Back in August, we reported on the construction of New York State’s first passive house, and since then, the ecotastic performance standard has been gaining speed in New York City — especially in Brooklyn. The borough’s fourth passive house construction, a four-story historic Park Slope brownstone, is on track to become the nation’s first townhouse retrofit to meet passive house standards.
The renovation began in September 2009 after homeowner Justin Stewart wanted to see how close he could get his new residence to zero energy. Brooklyn-based design-build firm Prospect Architecture both designed and managed the construction of the renovation, which is nearly complete. The design of the house targets insulation issues and airtightness from the basement up, protecting the house from outside temperatures changes. Stewart’s brownstone also had to meet landmark requirements, which meant purchasing expensive triple glaze custom windows that match the originals while still reducing air leakage.
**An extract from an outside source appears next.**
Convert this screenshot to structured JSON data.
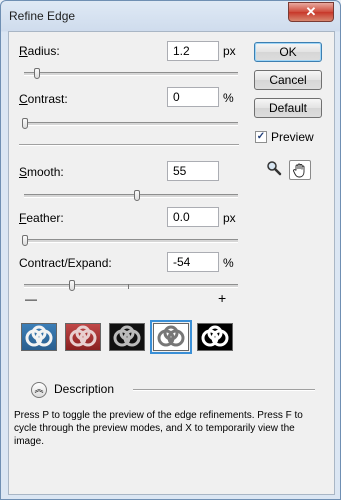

Two energy-recovery ventilators provide a constant supply of fresh air and filter pollution from outside to help keep indoor temperatures comfortable year-round. The renovation also included the installation of two EcoSmart ventless fireplaces, solar hot water, new wood floors, two new kitchens, and remodeled bathrooms, plus extensive restoration of the interior woodwork. The Passive House Institute U.S. visits Stewart’s home this month to test the building for certification.